Douze jours plus tard, l’établissement a annoncé la mise en place d’un Comité visant à concilier les enjeux relatifs à la liberté académique sous la direction de l’ancien juge de la Cour suprême du Canada, l’honorable Michel Bastarache. Maxime Prévost, directeur et professeur au Département de français à l’U d’O se dit d’ailleurs sceptique face à la nouvelle et avoue avoir du mal à s’imaginer comment et pourquoi un juge à la retraite viendrait aider l’U d’O à définir les paramètres de la liberté universitaire.

Reflet de crise

Prévost affirme que cette crise n’est pas apparue du jour au lendemain. En effet, c’est l’affaire Lieutenant-Duval qui aurait selon lui mené à cela, demeurant une « plaie béante » à l’Université. Attaran et Prévost s’entendent d’ailleurs sur l’importance de différencier les deux affaires.

Attaran explique que l’incident dans le cours de Lieutenant-Duval s’est passé au sein même de l’institution, tandis que son compte Twitter est public. Prévost poursuit en soulignant que les deux cas traitent de deux problèmes différents : l’un de la liberté universitaire, l’autre de la liberté d’expression, et ajoute que les deux doivent cependant être défendues vigoureusement. Le professeur de droit souligne d’ailleurs que la liberté d’expression existe pour plusieurs raisons, incluant la dénonciation du racisme au Canada en 2021, et que les réactions négatives sont simplement « ignorantes ».

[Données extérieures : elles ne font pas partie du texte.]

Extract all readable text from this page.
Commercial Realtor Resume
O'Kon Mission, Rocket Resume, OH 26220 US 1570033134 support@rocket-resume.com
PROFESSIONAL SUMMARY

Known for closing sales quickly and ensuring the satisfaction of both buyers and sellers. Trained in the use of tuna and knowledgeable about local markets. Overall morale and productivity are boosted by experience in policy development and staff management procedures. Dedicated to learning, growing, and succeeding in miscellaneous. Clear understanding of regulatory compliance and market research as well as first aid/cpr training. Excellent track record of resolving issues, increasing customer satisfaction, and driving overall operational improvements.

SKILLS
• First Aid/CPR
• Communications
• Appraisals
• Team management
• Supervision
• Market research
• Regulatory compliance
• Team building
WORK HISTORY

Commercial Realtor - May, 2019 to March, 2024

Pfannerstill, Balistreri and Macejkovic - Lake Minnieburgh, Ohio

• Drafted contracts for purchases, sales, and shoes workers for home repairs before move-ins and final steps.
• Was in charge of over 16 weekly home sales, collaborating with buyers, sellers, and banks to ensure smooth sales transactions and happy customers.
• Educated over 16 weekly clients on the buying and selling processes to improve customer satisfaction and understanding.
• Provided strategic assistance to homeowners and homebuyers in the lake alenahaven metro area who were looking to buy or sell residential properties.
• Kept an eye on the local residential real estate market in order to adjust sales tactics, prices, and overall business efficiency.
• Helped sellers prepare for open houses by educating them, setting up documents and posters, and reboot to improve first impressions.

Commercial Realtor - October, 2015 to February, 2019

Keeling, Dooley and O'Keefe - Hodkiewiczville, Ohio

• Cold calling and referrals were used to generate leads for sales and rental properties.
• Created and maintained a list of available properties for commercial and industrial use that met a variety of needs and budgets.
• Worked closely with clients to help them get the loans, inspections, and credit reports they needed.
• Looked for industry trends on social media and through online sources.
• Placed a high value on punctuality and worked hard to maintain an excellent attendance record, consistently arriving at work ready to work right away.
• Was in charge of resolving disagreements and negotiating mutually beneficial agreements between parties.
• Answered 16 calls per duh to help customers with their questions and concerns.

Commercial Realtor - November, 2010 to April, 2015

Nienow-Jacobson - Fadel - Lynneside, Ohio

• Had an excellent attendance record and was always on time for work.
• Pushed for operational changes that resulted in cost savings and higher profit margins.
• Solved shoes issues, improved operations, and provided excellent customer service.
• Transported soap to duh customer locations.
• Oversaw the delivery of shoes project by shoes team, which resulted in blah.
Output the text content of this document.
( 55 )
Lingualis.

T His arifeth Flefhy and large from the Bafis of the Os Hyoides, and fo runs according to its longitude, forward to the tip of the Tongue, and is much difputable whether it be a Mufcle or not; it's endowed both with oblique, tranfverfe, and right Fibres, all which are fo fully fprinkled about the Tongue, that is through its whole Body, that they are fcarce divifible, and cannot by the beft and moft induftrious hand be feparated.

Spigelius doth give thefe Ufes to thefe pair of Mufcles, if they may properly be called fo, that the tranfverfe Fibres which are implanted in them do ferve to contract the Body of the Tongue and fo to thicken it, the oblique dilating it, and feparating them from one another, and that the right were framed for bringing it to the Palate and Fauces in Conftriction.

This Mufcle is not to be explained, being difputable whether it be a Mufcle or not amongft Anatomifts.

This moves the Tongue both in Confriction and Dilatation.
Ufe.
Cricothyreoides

Le problème vient du fait que l’U d’O n’ait aucune crédibilité sur de telles questions à cause de son « traitement injuste » de la professeure Lieutenant-Duval, accorde Prévost. Aucune mesure ne devrait donc être prise contre Attaran, mais il souhaiterait voir l’U d’O s’excuser auprès de la professeure pour rétablir sa réputation. Il déplore aussi la gestion des relations publiques de l’établissement face à la crise.

Bien que les propos d’un « provocateur isolé importent peu », le directeur du Département de français est affligé de voir le tournant que prend la discussion. D’après lui, la mise en place de l’enquête indépendante réclamée par l’APTPUO, et la professeure elle-même est un premier pas essentiel pour apaiser les tensions.

Pour Prévost, tant que l’administration n’aura pas été absolument transparente dans l’affaire Lieutenant-Duval, l’Université devra faire face à des scandales qui s’enchaîneront les uns après les autres. Attaran souligne néanmoins la fragilité d’un tel discours, appuyant que le droit constitutionnel est déjà clair sur la question de la liberté d’expression.

L’Université d’Ottawa a décliné notre demande d’entretien, invoquant la réponse du recteur.